Projections with expressions behave the same as normal projections, except you cannot perform any merge operations on the anchor table.
A projection that uses expressions is not a live aggregate projection unless it aggregates the data, If it does not aggregate data, you can continue to delete and update data in the anchor table but you cannot perform any merge operations in the anchor table. If the projection with expressions does
aggregate data, it behaves like Live Aggregate Projections.

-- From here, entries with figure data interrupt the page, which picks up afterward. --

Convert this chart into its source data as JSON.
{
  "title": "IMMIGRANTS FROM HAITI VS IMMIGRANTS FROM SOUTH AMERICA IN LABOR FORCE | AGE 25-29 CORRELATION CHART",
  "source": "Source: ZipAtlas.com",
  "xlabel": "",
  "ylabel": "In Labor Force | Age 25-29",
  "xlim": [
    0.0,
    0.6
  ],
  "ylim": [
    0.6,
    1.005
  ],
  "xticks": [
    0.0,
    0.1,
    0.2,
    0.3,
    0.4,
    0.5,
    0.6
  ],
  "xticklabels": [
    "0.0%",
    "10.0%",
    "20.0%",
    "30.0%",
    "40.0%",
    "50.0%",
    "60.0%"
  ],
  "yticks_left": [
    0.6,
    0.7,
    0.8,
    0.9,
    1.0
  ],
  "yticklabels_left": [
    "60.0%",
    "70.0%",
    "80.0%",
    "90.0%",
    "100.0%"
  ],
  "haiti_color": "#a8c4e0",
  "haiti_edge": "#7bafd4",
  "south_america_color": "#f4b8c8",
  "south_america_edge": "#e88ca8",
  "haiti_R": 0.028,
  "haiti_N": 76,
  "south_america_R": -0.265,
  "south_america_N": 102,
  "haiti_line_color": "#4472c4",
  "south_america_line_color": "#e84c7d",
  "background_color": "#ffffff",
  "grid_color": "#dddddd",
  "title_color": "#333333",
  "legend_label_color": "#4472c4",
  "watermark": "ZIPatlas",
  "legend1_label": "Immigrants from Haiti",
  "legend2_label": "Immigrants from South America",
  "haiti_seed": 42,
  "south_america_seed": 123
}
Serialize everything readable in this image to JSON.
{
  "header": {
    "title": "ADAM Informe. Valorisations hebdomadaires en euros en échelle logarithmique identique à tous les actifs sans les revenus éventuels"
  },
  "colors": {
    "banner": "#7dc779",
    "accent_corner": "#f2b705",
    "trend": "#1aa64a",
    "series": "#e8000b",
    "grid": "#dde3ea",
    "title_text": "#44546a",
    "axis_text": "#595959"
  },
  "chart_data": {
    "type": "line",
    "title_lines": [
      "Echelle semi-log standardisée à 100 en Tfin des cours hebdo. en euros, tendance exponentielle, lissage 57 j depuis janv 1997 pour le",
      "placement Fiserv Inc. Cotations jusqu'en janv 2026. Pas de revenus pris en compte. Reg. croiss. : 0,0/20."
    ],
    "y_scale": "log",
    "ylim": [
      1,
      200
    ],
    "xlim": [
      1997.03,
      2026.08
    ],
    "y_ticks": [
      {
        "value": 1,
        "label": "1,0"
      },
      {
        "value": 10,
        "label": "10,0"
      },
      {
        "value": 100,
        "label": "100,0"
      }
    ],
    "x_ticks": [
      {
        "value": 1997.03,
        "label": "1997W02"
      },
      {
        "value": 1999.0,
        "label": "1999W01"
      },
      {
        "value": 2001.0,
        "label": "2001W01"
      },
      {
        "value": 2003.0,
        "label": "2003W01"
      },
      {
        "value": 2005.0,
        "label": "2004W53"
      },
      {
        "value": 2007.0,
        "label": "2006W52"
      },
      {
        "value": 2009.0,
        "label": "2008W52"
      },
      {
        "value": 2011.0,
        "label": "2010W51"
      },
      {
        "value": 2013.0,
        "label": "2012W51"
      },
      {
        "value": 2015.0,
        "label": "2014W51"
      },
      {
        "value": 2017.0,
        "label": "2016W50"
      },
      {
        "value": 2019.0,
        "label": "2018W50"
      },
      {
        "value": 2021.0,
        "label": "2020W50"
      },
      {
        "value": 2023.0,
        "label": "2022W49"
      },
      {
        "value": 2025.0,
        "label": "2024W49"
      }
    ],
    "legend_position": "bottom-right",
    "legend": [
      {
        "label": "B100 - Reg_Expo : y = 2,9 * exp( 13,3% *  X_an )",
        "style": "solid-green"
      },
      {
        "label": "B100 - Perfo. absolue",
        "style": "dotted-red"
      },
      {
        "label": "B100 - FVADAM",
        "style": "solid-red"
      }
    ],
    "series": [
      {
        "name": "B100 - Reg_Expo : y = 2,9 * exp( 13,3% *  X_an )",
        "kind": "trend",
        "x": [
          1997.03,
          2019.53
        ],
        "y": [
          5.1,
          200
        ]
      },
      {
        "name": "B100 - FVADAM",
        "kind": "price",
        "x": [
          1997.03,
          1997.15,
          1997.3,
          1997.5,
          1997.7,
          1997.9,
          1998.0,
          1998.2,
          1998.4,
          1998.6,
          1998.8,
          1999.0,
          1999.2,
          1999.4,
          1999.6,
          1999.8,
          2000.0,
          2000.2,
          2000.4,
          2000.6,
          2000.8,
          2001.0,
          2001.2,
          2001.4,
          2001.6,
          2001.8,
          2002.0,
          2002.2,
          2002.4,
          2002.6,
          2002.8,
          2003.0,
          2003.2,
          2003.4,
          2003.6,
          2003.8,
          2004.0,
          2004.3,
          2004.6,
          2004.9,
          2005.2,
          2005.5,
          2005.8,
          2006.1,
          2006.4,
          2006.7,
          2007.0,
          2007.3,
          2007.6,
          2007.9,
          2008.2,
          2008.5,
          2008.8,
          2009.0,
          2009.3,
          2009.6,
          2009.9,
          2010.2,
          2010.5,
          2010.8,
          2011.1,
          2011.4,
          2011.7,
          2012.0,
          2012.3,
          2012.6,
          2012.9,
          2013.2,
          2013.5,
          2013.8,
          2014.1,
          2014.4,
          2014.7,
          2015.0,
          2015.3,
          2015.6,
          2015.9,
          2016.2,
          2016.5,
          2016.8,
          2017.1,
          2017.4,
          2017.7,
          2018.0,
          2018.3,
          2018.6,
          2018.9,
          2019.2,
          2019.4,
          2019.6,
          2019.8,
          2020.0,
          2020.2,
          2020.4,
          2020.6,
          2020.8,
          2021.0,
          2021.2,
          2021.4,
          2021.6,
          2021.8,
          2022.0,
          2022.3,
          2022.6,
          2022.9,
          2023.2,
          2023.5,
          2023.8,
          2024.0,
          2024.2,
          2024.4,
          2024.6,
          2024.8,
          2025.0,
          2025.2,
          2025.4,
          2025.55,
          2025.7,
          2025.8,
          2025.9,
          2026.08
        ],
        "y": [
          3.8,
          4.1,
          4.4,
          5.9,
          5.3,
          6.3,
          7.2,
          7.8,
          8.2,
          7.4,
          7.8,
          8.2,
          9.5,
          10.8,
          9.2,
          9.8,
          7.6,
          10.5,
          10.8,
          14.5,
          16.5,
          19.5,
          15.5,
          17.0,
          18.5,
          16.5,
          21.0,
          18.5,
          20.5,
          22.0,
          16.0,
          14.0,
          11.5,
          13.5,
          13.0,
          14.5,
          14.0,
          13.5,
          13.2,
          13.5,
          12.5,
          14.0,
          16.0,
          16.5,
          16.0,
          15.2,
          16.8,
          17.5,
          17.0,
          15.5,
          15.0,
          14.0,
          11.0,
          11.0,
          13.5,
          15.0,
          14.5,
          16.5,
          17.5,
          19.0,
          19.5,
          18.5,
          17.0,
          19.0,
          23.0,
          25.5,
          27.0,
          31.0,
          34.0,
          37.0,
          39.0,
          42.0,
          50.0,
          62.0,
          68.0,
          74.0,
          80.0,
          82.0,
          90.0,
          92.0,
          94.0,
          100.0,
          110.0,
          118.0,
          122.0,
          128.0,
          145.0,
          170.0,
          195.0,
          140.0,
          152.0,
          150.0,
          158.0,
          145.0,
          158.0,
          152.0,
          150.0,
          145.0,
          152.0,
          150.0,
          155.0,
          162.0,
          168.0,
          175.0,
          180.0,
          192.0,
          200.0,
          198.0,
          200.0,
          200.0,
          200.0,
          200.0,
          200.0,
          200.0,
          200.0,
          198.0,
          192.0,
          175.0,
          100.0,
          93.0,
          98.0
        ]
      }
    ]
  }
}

Using expressions when defining projections gives you more flexible sorting. You can sort the data based on the calculated results of an expression. In addition, you can eliminate resource-intensive computations. HP Vertica loads the new data into the anchor table. Then it performs the calculations and loads the resulting data into the projection. That way, the data is already calculated each time you query the projection.
Suppose you want to calculate the product of the two values, as show in the query on this slide.
To run this query, you must create a table. The simple example on this slide shows a table that contains two INTEGER columns.
To create a projection that calculates the product of a and b, use a CREATE PROJECTION statement like the one shown on this slide.
Notice that the aggregate query is actually contained in the DDL of the projection. It is this aggregated query that causes the projection to aggregate data as data is loaded to it via the anchor table.
To query that projection, you must use the name that HP Vertica assigned to it--or its buddy projection.